OGH 12Os136/12k

OGH12Os136/12k31.1.2013

Der Oberste Gerichtshof hat am 31. Jänner 2013 durch den Senatspräsidenten des Obersten Gerichtshofs Hon.-Prof. Dr. Schroll als Vorsitzenden, durch den Hofrat des Obersten Gerichtshofs Dr. T. Sol und die Hofrätinnen des Obersten Gerichtshofs Dr. Bachner-Foregger, Mag. Michel und Dr. Michel-Kwapinski als weitere Richter in Gegenwart der Richteramtsanwärterin Dr. Pausa als Schriftführerin in der Strafsache gegen Gabriel D***** und einen anderen Angeklagten wegen des Verbrechens des schweren Raubes nach §§ 15 Abs 1, 142 Abs 1, 143 zweiter Fall StGB und weiterer strafbarer Handlungen über die Nichtigkeitsbeschwerde und die Berufung des Angeklagten Jerry I***** und die Berufung der Staatsanwaltschaft hinsichtlich dieses Angeklagten gegen das Urteil des Landesgerichts für Strafsachen Graz als Jugendschöffengericht vom 16. Mai 2012, GZ 7 Hv 109/11w-57, sowie über die Beschwerde des Angeklagten Jerry I***** gegen den Beschluss auf Anordnung von Bewährungshilfe nach Anhörung der Generalprokuratur in nichtöffentlicher Sitzung den

Beschluss

gefasst:

 

Spruch:

Die Nichtigkeitsbeschwerde wird zurückgewiesen.

Zur Entscheidung über die Berufungen und die Beschwerde werden die Akten dem Oberlandesgericht Graz zugeleitet.

Dem Angeklagten I***** fallen die Kosten des bisherigen Rechtsmittelverfahrens zur Last.

Text

Gründe:

Mit dem angefochtenen, auch rechtskräftige Schuld- und Freisprüche sowie zu Unrecht nicht gesondert ausgefertigte (vgl Schroll in WK2 § 50 Rz 16; Danek, WK-StPO § 270 Rz 50), auch den Mitangeklagten Gabriel D***** betreffende Beschlüsse gemäß §§ 50 Abs 1, 52 StGB enthaltenden Urteil wurde Jerry I***** - zu A./1./ und A./3./ abweichend von der wegen des Verbrechens des schweren Raubes nach §§ 15 Abs 1, 142 Abs 1, 143 zweiter Fall StGB erhobenen Anklage - der Vergehen der Nötigung nach § 105 Abs 1 StGB (A./1./), der Amtsanmaßung nach § 314 erster Fall StGB (A./2./), der Körperverletzung nach § 83 Abs 2 StGB (A./3./) und des Widerstands gegen die Staatsgewalt nach § 269 Abs 1 erster Fall StGB (A./4./b./) sowie des Verbrechens des räuberischen Diebstahls nach §§ 127, 131 erster Fall StGB (B./) schuldig erkannt.

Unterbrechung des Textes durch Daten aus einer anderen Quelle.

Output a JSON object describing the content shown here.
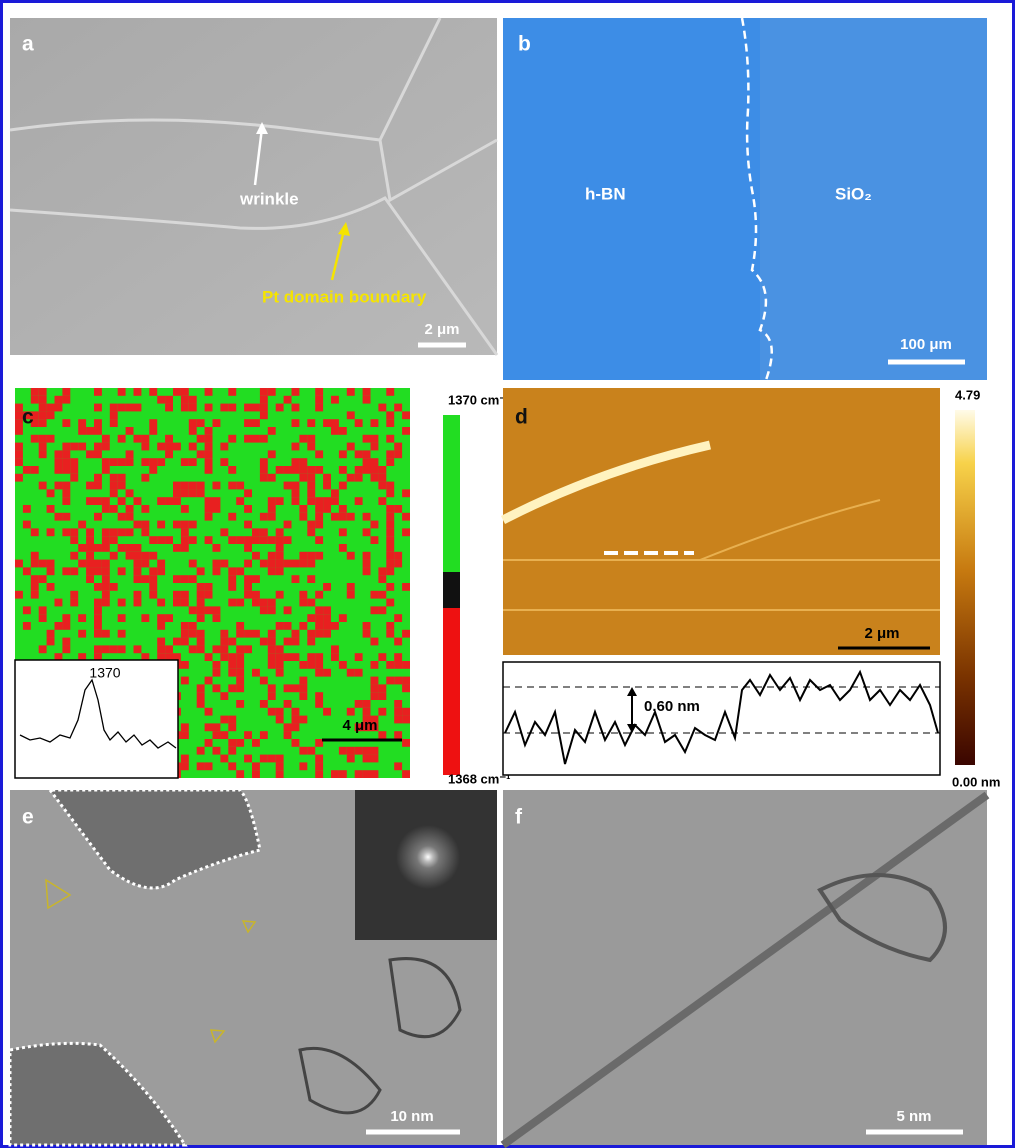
{
  "panels": [
    {
      "label": "a",
      "annotations": [
        "wrinkle",
        "Pt domain boundary"
      ],
      "scale_bar": "2 μm"
    },
    {
      "label": "b",
      "annotations": [
        "h-BN",
        "SiO₂"
      ],
      "scale_bar": "100 μm"
    },
    {
      "label": "c",
      "colorbar": [
        "1370 cm⁻¹",
        "1368 cm⁻¹"
      ],
      "inset_peak": "1370",
      "scale_bar": "4 μm"
    },
    {
      "label": "d",
      "colorbar": [
        "4.79",
        "0.00 nm"
      ],
      "profile_step": "0.60 nm",
      "scale_bar": "2 μm"
    },
    {
      "label": "e",
      "scale_bar": "10 nm"
    },
    {
      "label": "f",
      "scale_bar": "5 nm"
    }
  ]
}
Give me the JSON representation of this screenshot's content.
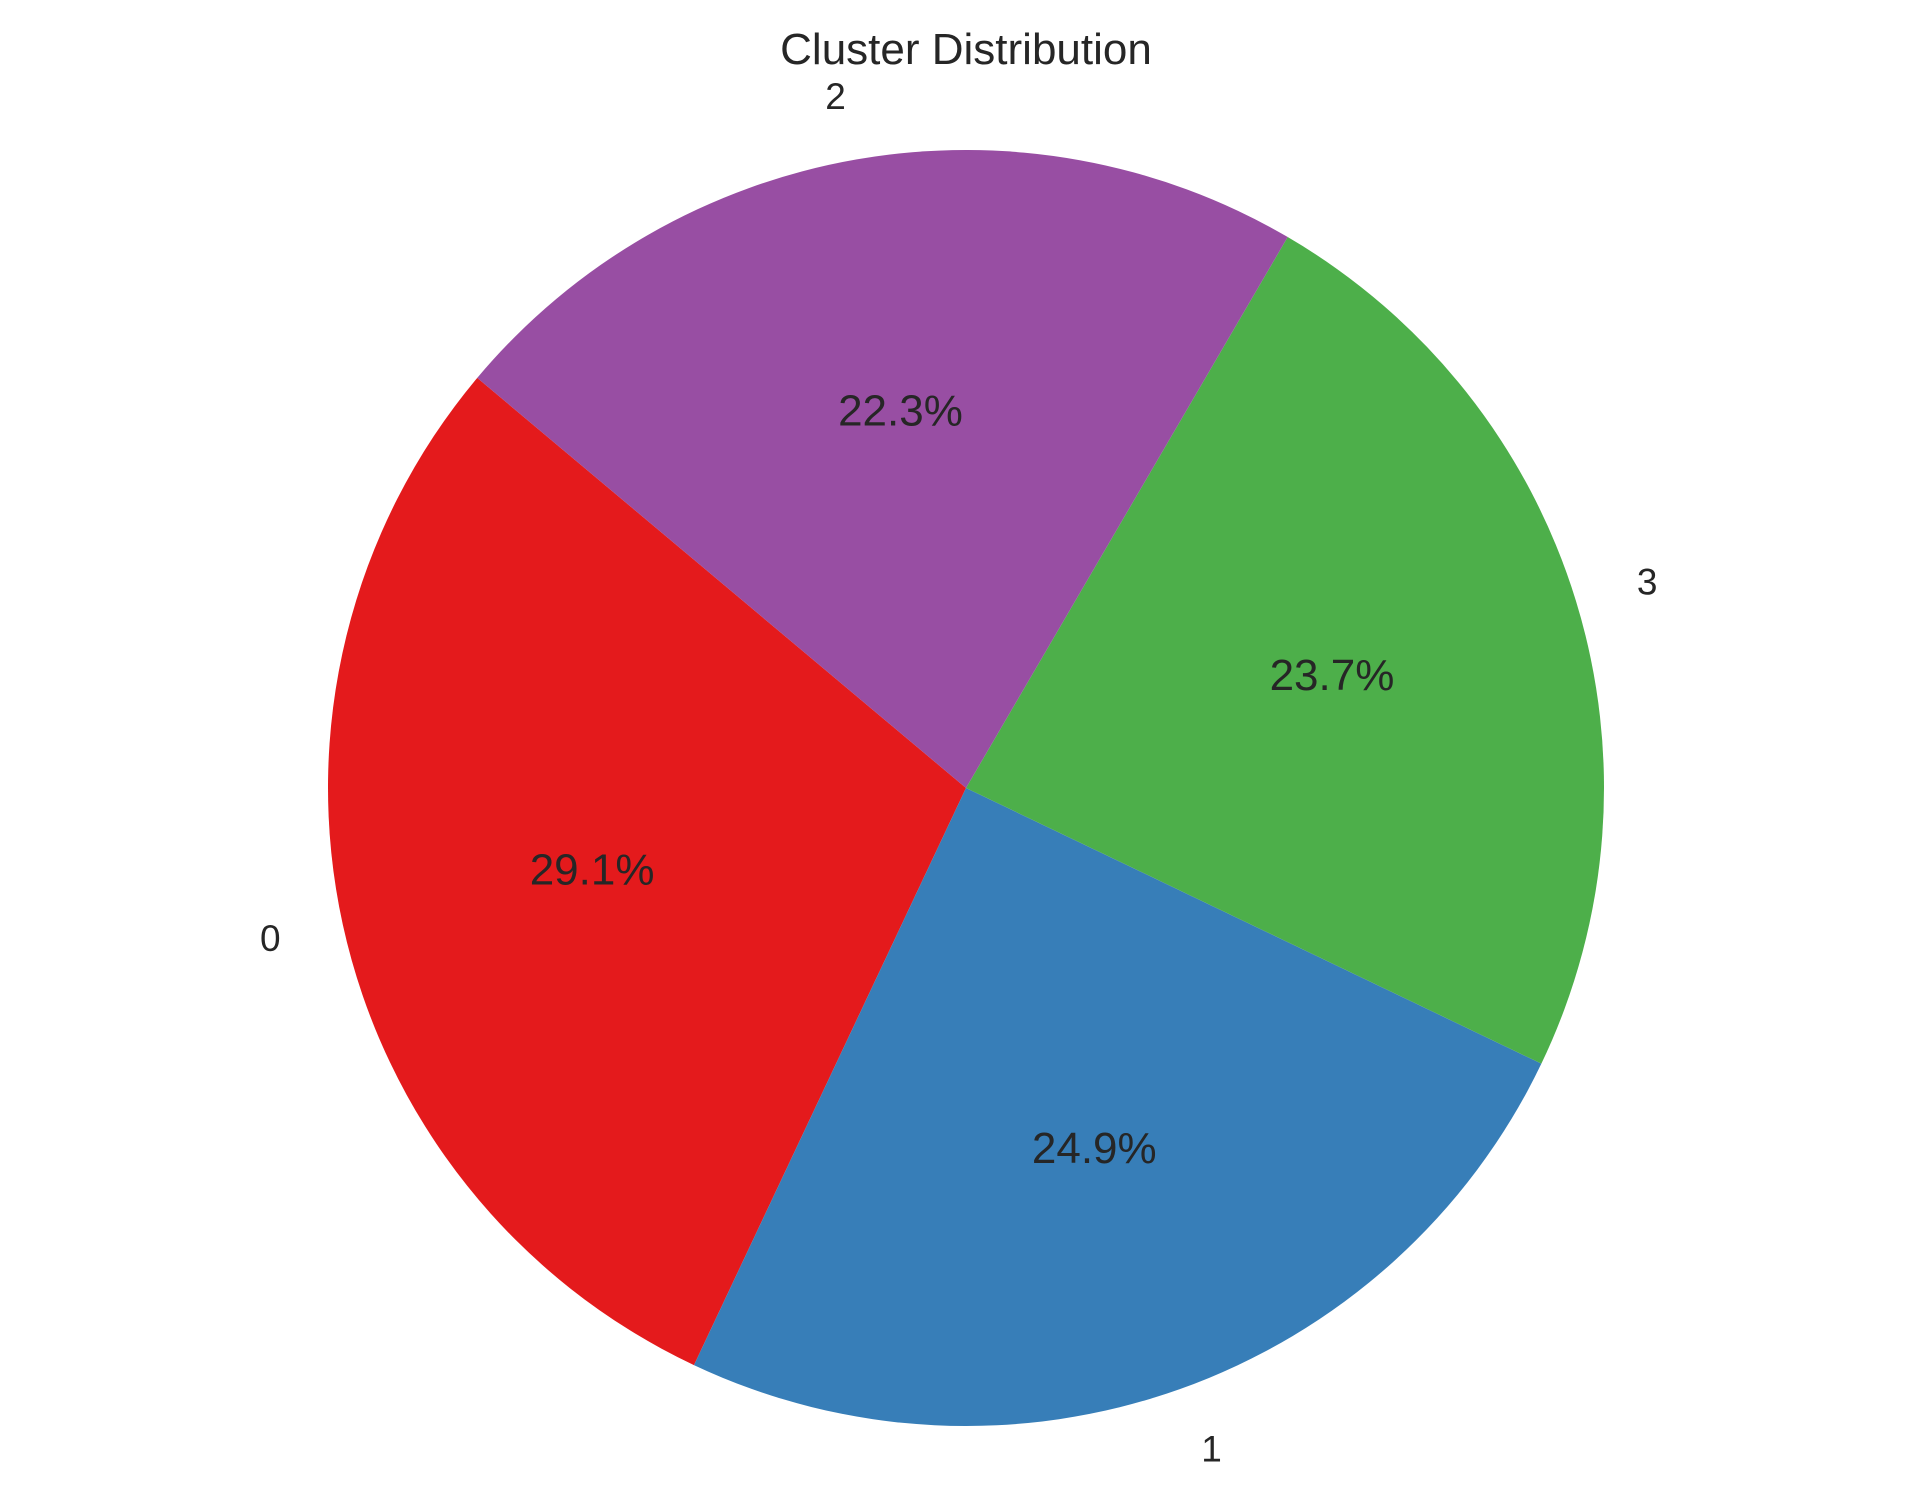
{
  "chart_data": {
    "type": "pie",
    "title": "Cluster Distribution",
    "start_angle_deg": 140,
    "direction": "counterclockwise",
    "slices": [
      {
        "label": "0",
        "value": 29.1,
        "pct_label": "29.1%",
        "color": "#e41a1c"
      },
      {
        "label": "1",
        "value": 24.9,
        "pct_label": "24.9%",
        "color": "#377eb8"
      },
      {
        "label": "3",
        "value": 23.7,
        "pct_label": "23.7%",
        "color": "#4daf4a"
      },
      {
        "label": "2",
        "value": 22.3,
        "pct_label": "22.3%",
        "color": "#984ea3"
      }
    ]
  }
}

Danach hat er - soweit für die Erledigung der Nichtigkeitsbeschwerde von Relevanz - in G*****

A./ am 9. Juli 2011

1./ Jakob H*****, Jakob S*****, Philipp Sch***** und Philipp K***** im bewussten und gewollten Zusammenwirken mit Gabriel D***** „durch gefährliche Drohung mit zumindest einer Verletzung am Körper, nämlich durch das drohende, zum Schlag ansetzende Hochhalten einer leeren Bierflasche, verbunden mit der Äußerung 'Macht keinen Schaß!' durch Gabriel D*****, wobei Jerry I***** - jederzeit eingreifbereit - unmittelbar daneben stand und Gabriel D***** bei der Bewachung der vier Burschen unterstützte, und mit Gewalt“, indem er sodann „dem nach einiger Zeit davonlaufenden Jakob H***** einen Beinfeger versetzte, wodurch dieser zu Sturz kam, zu einer Unterlassung, nämlich nicht zu flüchten, genötigt“;

...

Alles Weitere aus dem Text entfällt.